2. Polymorphism (Standard #330-PolymorphicIntegrity)

We use a polymorphic foreign key pattern for shared resources like Comments, Attachments, and Annotations.

  • Implementation: A main table (e.g., comments) has a resource_type and resource_id.
  • Integrity: While database-level FK constraints are difficult with true polymorphism, we enforce integrity via application-level checks and "Shadow Foreign Key" patterns where applicable for performance.

3. Provider Models

For integrating with external systems (Data Warehouses, Alerting Tools), we use discriminator-based inheritance.

  • Base Table: SourceSystem (common fields: name, type, active).
  • Provider specifics: Stored in JSONB fields (config) or separate 1-to-1 tables if the schema is complex.

Migration Strategy

Database changes are strictly versioned using Alembic.
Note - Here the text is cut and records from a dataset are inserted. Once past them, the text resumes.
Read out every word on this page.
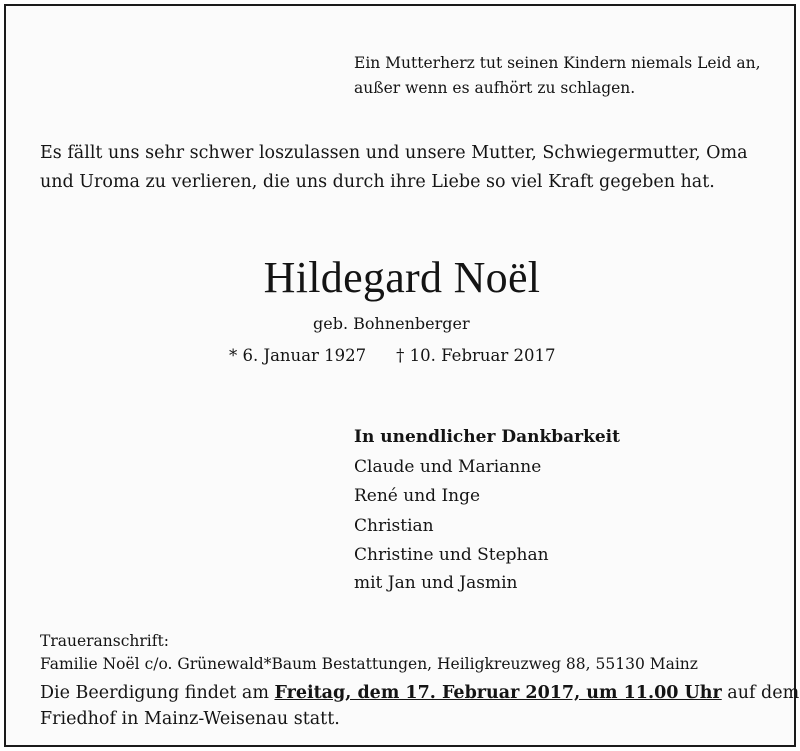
Ein Mutterherz tut seinen Kindern niemals Leid an,
außer wenn es aufhört zu schlagen.
Es fällt uns sehr schwer loszulassen und unsere Mutter, Schwiegermutter, Oma
und Uroma zu verlieren, die uns durch ihre Liebe so viel Kraft gegeben hat.
Hildegard Noël
geb. Bohnenberger
* 6. Januar 1927 † 10. Februar 2017
In unendlicher Dankbarkeit
Claude und Marianne
René und Inge
Christian
Christine und Stephan
mit Jan und Jasmin
Traueranschrift:
Familie Noël c/o. Grünewald*Baum Bestattungen, Heiligkreuzweg 88, 55130 Mainz
Die Beerdigung findet am Freitag, dem 17. Februar 2017, um 11.00 Uhr auf dem
Friedhof in Mainz-Weisenau statt.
  • Versioning: Every schema change must have a corresponding migration script.
  • Offline Compatible: Migrations generate SQL scripts that can be reviewed and applied by DBAs if necessary.
  • No Auto-Generation: While Alembic can auto-generate changes, we manually review all migrations to ensure efficient index usage and prevent locking issues.

Consistency Standards

Standard #330-SL: Relationship Hardening

All relationships are defined with lazy='raise' by default. Developers must explicitly opt-in to loading relationships.

Binary Sanitization (Standard #185)

To prevent encoding errors and large payload issues, binary fields and potentially non-UTF-8 text fields are recursively sanitized before being returned in API responses.